New York Times
Less than 10 months into his term, President Joko Widodo of Indonesia on Wednesday fired four cabinet ministers, including crucial members of his economic team, in a much-anticipated reshuffle that reflected growing frustration with his government's struggles to improve the country's sluggish economy.
The economy is growing at its slowest pace since 2009, with gross domestic product rising only 4.7 percent year on year in the second quarter. The currency, the rupiah, is at its lowest level against the dollar since the late 1990s.
Mr. Joko has publicly expressed frustration at his government's inability to spend more of the tens of billions of dollars earmarked for extensive infrastructure projects across the sprawling Indonesian archipelago. Analysts say he is counting on those projects to improve G.D.P.
Mr. Joko did not speak or make any statements after swearing in his new cabinet members on live national television.
The biggest casualty of the reshuffle was Sofyan Djalil, the president's coordinating minister for the economy, who was replaced by Darmin Nasution, the former governor of Bank Indonesia.
Mr. Sofyan was reassigned to become head of the country's national planning agency, which is also a cabinet position, replacing Andrinof Chaniago.
Rachmat Gobel, the country's trade minister, was also replaced on Wednesday, by Thomas Lembong, a private investment fund manager.
In addition, Mr. Joko appointed Rizal Ramli, who served as coordinating minister for the economy more than a decade ago, as coordinating minister for maritime affairs, a sector that the president is counting on to help his economic turnaround plans.
Indonesia had among the highest economic growth rates in Asia between 2010 and 2012, at 6 percent or higher, but last month, the World Bank projected that growth for this year would be only 4.7 percent. The government had estimated economic growth at 5 percent or higher.

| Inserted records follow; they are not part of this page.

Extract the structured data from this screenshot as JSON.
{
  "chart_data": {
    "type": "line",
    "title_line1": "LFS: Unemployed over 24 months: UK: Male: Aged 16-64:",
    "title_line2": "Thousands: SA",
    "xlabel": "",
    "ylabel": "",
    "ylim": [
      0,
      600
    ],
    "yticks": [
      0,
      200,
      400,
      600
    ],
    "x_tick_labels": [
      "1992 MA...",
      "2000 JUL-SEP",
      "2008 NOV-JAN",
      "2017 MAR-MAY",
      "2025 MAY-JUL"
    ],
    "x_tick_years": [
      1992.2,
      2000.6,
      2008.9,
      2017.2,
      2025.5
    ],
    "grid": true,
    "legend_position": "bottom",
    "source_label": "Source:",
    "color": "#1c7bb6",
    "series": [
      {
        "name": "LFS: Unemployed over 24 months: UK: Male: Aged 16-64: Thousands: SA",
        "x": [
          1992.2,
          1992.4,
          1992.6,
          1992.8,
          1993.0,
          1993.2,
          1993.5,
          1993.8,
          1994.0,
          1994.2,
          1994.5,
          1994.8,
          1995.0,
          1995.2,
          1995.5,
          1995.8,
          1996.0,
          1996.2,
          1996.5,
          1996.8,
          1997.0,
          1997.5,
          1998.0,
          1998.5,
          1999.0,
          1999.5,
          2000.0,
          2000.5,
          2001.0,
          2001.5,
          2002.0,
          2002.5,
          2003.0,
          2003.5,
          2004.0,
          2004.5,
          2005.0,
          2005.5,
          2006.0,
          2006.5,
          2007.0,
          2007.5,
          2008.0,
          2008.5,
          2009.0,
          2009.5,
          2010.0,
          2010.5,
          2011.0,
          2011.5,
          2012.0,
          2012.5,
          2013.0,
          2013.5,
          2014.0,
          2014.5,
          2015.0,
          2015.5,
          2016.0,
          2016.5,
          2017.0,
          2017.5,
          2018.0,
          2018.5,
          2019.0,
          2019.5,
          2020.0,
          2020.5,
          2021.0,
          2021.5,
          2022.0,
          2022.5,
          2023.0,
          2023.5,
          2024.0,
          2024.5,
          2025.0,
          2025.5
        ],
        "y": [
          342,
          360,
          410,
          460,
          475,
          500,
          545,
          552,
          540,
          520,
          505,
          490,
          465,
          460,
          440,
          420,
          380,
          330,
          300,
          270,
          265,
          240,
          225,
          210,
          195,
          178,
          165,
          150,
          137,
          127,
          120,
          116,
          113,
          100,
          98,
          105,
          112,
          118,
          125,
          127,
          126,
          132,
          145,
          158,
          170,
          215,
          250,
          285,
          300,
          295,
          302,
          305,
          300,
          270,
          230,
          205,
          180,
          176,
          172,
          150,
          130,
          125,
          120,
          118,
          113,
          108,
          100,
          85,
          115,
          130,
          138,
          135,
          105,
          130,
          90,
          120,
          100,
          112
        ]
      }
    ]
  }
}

"I think the pressure on Joko Widodo's government has been growing since a few months ago to restore confidence," said Didik J. Rachbini, a prominent economist and former member of the National Economic Committee, which advises the president. "The market response to his first government was not much, but this should increase confidence and make the government's coordination better in implementing economic policies."
Mr. Joko, 54, won the presidency in July 2014 as a political outsider and "pro-people" candidate, and he is the first leader not to come from the military or the country's aloof political elite. Yet he filled the majority of his cabinet with appointees from his governing Indonesian Democratic Party of Struggle, known as the P.D.I.P., and other political parties that backed his campaign. As a result, analysts say, Mr. Joko's government has been gridlocked by an absence of coordination, as ministers act unilaterally and make public pronouncements about state policy that run counter to the presidential palace.
In addition, despite Mr. Joko's openly courting foreign investment into the country during prominent visits to China, Japan and Singapore this year, his government has passed a series of protectionist trade policies and drastically increased tariffs on more than 1,000 kinds of imports, from beef to cars to condoms.
The appointment of Mr. Lembong, a Harvard-educated businessman, as trade minister, however, "is a hopeful sign that Indonesia understands the importance of open trade," said Douglas Ramage, a political and economic analyst based in Jakarta.
Mr. Joko also moved to shore up his inner circle on Wednesday, appointing Luhut Panjaitan, his chief of staff and a former army general, to the powerful post of coordinating minister for political, legal and security affairs. He also appointed Pramono Anung, a senior politician from the P.D.I.P., as his new cabinet secretary.
"He has brought into his inner circle in Pramono Anung one of the P.D.I.P.'s most professional and talented members," Mr. Ramage said. "It will help to smoothen and professionalize the operations of the president's office and improve the process of policy and legislative development."
Mr. Anung is also a close confidant of Megawati Sukarnoputri, a former president of Indonesia and the current chairwoman of the P.D.I.P. Ms. Sukarnoputri handpicked Mr. Joko to be the party's presidential candidate last year because of his high polling numbers and maintains significant political influence within the government.